Our study showed that children living in villages and children whose mothers did not wash their hands before preparing food had more diarrhea. In the study by Chatterjee et al. in west Bengal, India, similar results were obtained (
36). Of course, one of the possible reasons for this is the lower level of health in the village environment compared to the city and the lower level of knowledge among mothers. One of the strengths of this study is the comprehensive investigation of factors related to dehydration in children. Our study also had some limitations. The majority of children suffering from dehydration had gastroenteritis, and the factors related to other causes of dehydration may have been hidden from the researcher. In this study, only children with moderate and severe dehydration were examined, and the results may not be generalizable to children with mild dehydration.
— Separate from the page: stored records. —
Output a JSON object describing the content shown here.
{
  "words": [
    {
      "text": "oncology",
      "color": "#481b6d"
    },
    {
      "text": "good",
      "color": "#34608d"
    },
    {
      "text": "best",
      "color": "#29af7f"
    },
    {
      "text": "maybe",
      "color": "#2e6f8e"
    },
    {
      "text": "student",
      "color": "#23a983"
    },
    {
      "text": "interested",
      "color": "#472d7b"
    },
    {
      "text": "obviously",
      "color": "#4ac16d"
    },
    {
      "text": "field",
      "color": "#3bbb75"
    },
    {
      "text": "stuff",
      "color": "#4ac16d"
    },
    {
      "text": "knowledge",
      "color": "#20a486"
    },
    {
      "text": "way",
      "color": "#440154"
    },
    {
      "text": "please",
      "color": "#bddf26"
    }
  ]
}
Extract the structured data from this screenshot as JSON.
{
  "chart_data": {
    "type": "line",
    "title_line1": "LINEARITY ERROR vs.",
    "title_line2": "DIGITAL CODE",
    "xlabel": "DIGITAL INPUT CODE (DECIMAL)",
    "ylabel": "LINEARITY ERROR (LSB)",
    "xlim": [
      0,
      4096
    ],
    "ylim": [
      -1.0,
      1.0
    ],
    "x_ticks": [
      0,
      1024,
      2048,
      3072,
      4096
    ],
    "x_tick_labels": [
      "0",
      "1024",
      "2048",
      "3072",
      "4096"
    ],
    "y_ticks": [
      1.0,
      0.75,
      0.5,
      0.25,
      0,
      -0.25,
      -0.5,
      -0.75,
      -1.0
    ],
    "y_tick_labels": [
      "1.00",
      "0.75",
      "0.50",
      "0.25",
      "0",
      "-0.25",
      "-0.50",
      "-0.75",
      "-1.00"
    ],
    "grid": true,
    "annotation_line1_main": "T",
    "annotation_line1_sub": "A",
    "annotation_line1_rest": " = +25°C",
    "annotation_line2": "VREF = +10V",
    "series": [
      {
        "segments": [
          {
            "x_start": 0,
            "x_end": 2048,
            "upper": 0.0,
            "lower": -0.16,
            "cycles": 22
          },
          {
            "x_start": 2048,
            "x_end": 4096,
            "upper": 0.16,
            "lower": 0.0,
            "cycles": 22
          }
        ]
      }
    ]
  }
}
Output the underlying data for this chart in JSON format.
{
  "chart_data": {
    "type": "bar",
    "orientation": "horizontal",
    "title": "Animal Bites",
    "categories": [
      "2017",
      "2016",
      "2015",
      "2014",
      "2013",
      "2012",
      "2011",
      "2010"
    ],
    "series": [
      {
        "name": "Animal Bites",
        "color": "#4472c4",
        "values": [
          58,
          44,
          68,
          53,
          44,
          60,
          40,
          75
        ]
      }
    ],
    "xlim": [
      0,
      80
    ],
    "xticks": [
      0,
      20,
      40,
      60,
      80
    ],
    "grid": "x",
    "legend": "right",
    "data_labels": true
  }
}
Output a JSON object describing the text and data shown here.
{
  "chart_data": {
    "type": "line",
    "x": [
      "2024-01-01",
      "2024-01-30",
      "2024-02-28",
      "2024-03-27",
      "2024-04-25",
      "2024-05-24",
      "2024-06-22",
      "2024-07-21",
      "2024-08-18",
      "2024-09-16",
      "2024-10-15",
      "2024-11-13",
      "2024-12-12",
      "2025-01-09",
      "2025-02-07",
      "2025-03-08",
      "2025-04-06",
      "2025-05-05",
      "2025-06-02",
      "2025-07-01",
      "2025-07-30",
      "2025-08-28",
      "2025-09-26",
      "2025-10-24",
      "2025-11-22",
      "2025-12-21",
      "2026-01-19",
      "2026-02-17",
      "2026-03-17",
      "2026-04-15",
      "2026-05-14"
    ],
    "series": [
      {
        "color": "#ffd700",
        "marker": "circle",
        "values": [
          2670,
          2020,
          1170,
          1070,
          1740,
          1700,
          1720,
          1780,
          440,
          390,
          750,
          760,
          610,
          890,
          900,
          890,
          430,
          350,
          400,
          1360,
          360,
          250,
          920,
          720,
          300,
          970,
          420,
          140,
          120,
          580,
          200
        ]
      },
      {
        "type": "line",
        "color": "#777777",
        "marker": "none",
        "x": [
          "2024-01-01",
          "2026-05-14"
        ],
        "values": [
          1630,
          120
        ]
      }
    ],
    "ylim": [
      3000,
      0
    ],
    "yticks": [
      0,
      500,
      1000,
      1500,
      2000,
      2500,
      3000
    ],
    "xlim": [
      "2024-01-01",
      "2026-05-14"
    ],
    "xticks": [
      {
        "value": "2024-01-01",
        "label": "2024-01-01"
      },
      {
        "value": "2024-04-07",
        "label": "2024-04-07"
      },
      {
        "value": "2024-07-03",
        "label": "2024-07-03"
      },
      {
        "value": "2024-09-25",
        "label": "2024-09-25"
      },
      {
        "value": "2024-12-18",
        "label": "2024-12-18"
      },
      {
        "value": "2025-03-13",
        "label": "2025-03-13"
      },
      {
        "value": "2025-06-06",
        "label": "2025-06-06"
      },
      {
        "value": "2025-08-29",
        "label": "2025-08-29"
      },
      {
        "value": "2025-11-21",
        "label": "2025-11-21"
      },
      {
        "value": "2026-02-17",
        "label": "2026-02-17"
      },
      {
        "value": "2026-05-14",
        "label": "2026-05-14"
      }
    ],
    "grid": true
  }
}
Due to the cross-sectional nature of this study, it is not possible to establish causality, and the long-term effects of the identified risk factors on dehydration cannot be assessed over time.
5.1. Conclusions
In the current study, the late referral of children is expressed as an effective result in the treatment of dehydration. Additionally, history of travel, having an underlying disease, not washing hands before preparing food, rural life, and not taking zinc supplements are the most important factors related to dehydration in children. These findings of this study have presented valuable insights which can be generalized to a broader population of children at risk in similar contexts. Further research may be needed to examine the generalizability of some findings, such as the impact of rural living on the severity of dehydration. The results of this study can provide a basis for government decision-making or inspire future research efforts. Early identification of dehydration symptoms is necessary for preventive measures and timely treatment. Therefore, it is recommended to include preventive educational interventions to prevent dehydration and encourage early referral in family educational programs.